Gespräch in der S-Bahn in Stuttgart
Ich frage sie, woher sie kommt. Sie legt ihren Kopf schief und fragt:“Warum?“. Ich:“Ich kann ihren Akzent nicht einordnen“. Sie:“Das kann niemand. Aus Casablanca. Dort sprechen wir Französisch und Spanisch, das prägt die deutsche Aussprache. In Casablanca kann man aus meiner Wohnung die Moschee am Strand sehen. Dort gehen alle Touristen hin. Und sie sind begeistert, weil man das Dach im Sommer elektrisch öffnen kann.“ – „Interessant!“, sage ich.
„Sie kommen nicht von hier, nicht?“, fragt nun sie. „Nein“, sage ich. „Ich bin aus Köln.“ – „Das merkt man sofort“, sagt sie. „Sie sind nicht so in Eile wie die Leute in Stuttgart, sie sind viel ruhiger“. Das irritiert mich, denn ich finde, die Leute in Stuttgart wirken viel entspannter als in Köln. „Sind Sie denn auf Urlaub hier?“, frage ich die Dame. „Nein“, sagt sie fast empört. Sie wohne seit 1986 in Stuttgart, ihr Enkel sei hier geboren. Ich bin überrascht. Zwar ist ihr Deutsch ordentlich, aber dafür, dass sie fast 30 Jahre hier lebt, ist es trotzdem schlecht.
Die S-Bahn als Ort des interkulturellen Miteinanders
Unsere S-Bahn kommt, wir steigen ein. Sie fragt, ob sie zu mir sitzen darf. „Natürlich“, sage ich. Und wieder sagt sie:“Man merkt, dass sie nicht von hier sind. Hier sprechen die Leute nicht miteinander, jeder ist misstrauisch. Es sind viele rassistisch hier, besonders in den Behörden.“ Dann erzählt sie, dass ihr Enkel den Namen des Mannes annehmen musste, mit dem seine Mutter verheiratet war, als er geboren wurde. Der sei jedoch gar nicht der Vater. Der Enkel möchte darum nicht dessen Nachnamen, sondern den seines leiblichen Vaters.

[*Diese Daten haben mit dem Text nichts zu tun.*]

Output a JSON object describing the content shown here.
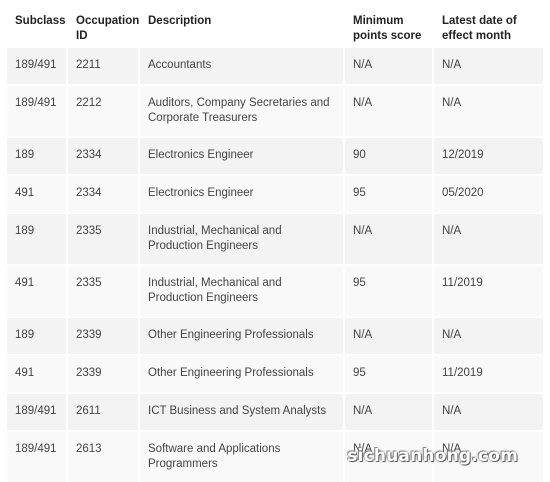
{
  "table": {
    "headers": [
      "Subclass",
      "Occupation ID",
      "Description",
      "Minimum points score",
      "Latest date of effect month"
    ],
    "rows": [
      [
        "189/491",
        "2211",
        "Accountants",
        "N/A",
        "N/A"
      ],
      [
        "189/491",
        "2212",
        "Auditors, Company Secretaries and Corporate Treasurers",
        "N/A",
        "N/A"
      ],
      [
        "189",
        "2334",
        "Electronics Engineer",
        "90",
        "12/2019"
      ],
      [
        "491",
        "2334",
        "Electronics Engineer",
        "95",
        "05/2020"
      ],
      [
        "189",
        "2335",
        "Industrial, Mechanical and Production Engineers",
        "N/A",
        "N/A"
      ],
      [
        "491",
        "2335",
        "Industrial, Mechanical and Production Engineers",
        "95",
        "11/2019"
      ],
      [
        "189",
        "2339",
        "Other Engineering Professionals",
        "N/A",
        "N/A"
      ],
      [
        "491",
        "2339",
        "Other Engineering Professionals",
        "95",
        "11/2019"
      ],
      [
        "189/491",
        "2611",
        "ICT Business and System Analysts",
        "N/A",
        "N/A"
      ],
      [
        "189/491",
        "2613",
        "Software and Applications Programmers",
        "N/A",
        "N/A"
      ]
    ]
  },
  "watermark": "sichuanhong.com"
}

Während ich noch versuche, die Zusammenhänge zu verstehen und die gesetzliche Grundlage dazu in meinem Gedächtnis zu suche, sagt sie, in Marokko sei es kein Problem gewesen, ihrem Enkel einen Ausweis mit seinem richtigen Nachnamen zu besorgen. „Also hat er doppelte Staatsbürgerschaft?“, frage ich. „Nicht direkt“, sagt sie. „Die deutschen Behörden wissen nicht, dass er einen marokkanischen Pass hat.“
Sagt Bildung etwas über die politische Einstellung aus?
Ich wechsle das Thema, und frage, ob sie denn schon einmal im Porsche-Museum war. „Nein“, sagt sie. Sie wolle da auch gar nicht hin, sondern in die Kirche auf der gegenüberliegenden Straßenseite. Die sei zwar nicht so schön wie die Moschee in Casablanca, aber immerhin. Ich erzähle, dass wir eine sehr große und schöne Moschee in Köln haben. „Mit Minaretten?“, fragt sie. „Ja“, sage ich, und sie lacht:“Das ist gut. Das ist ein Zeichen dafür, dass die Kölner nicht rassistisch sind. Hier müssen wir in einfachen Häusern beten.“
Ich sage, dass es auch in Köln viele Diskussionen um die Moschee gab und gibt. „Aber sie wurde gebaut“, sagt sie. „Ich vermute, das hängt mit der Bildung zusammen. In Stuttgart gibt es nicht viele gebildete Menschen. In Köln wahrscheinlich schon, oder? Gebildete Menschen sind weniger rassistisch.“ – „Das kann ich nicht beurteilen“, sage ich. Wir kommen in Neuwirtshaus an, steigen aus der S-Bahn aus Stuttgart aus. „Ihnen noch einen schönen Sonntag“, sage ich. „Ihnen auch“, sagt sie. Und unsere Wege trennen sich.